To achieve these lofty goals for your child the method that we use at our camp is not complicated: its ‘tech free’ and its interpersonal. It has the advantage of being reliable, virus free, and is proven to work better than any other solution. This works because it allows immediate and nurturing conversation between campers and between campers and staff. It is hands-on discovery and hands-on communication allowing for the magic of spontaneity. Something we value so highly at overnight camp.
Electronic technologies that exist in our world today – whether it is web photos, or ongoing communication of any nature, only feed our intrinsic need for instant gratification, and at a hefty price! It does not allow us as Camp Directors to spend time doing what we do best. Waiting a few days for a traditional letter gives parents and children time to reflect, and gives kids a chance to form new relationships, and navigate problems independently.
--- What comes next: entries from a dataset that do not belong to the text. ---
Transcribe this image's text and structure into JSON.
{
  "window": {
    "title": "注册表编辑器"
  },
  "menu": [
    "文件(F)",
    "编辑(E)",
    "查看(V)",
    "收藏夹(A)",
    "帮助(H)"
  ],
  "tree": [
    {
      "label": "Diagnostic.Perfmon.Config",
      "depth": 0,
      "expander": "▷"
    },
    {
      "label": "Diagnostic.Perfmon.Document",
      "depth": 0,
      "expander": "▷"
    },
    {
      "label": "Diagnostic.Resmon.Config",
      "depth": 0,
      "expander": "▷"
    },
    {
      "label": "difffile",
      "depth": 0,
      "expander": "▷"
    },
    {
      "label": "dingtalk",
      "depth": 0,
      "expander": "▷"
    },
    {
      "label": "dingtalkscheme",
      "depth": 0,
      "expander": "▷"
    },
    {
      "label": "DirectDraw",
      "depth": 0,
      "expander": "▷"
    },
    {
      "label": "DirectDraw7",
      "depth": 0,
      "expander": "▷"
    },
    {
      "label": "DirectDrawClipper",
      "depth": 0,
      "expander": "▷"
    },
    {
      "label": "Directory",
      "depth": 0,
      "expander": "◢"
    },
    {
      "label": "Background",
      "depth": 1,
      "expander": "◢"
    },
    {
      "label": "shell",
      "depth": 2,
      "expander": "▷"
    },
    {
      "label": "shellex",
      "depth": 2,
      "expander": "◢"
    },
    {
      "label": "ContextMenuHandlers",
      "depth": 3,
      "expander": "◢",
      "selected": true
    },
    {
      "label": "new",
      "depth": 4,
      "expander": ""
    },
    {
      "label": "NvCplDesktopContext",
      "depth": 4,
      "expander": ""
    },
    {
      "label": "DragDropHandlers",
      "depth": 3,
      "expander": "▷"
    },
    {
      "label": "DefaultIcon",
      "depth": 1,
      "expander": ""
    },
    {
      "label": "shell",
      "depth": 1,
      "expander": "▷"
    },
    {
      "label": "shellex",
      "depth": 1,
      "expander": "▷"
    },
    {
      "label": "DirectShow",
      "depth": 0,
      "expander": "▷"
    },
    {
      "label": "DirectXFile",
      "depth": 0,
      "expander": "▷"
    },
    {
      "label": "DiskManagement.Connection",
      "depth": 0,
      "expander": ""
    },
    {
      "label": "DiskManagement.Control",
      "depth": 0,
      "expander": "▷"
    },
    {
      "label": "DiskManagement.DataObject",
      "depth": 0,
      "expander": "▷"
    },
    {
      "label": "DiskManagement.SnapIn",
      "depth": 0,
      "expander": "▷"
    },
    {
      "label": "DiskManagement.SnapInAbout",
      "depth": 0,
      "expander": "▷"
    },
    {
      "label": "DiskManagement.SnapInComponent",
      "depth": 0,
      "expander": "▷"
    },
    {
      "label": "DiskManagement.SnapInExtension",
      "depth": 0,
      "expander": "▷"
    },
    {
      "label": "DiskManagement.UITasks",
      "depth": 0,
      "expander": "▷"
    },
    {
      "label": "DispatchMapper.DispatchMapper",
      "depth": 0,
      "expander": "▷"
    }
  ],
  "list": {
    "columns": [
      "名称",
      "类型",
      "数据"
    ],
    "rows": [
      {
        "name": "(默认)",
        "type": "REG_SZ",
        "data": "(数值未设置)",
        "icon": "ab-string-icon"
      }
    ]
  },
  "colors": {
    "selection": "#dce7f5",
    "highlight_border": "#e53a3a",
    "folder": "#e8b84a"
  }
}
At Manitou, we don’t allow campers to use the phone, or email (unless from outside Ontario). Instead we help teach children how to solve their own problems. Being able to ask for help, communicate your needs and get support is an important life skill, one best learned by doing. Its one of the biggest reasons why your children come home from camp feeling so good about themselves. This only works because we have a very mature staff, one where historically over one third of them are college graduates! It only works because we have seven Camp Directors of parent age. And it only works because we have incredible systems in place and a pre-camp and city training process that is critical to our success.
Sending your child away to summer camp for the first time requires a leap of faith, a decision to entrust what is most precious in your life. It’s hard to do and we understand why; because we as parents are used to protecting our children from the outside world when, in fact, overnight camp’s real purpose is to expose them to the magic of what the world has to offer. Ironically if there ever was a need for camp, it’s now more than ever.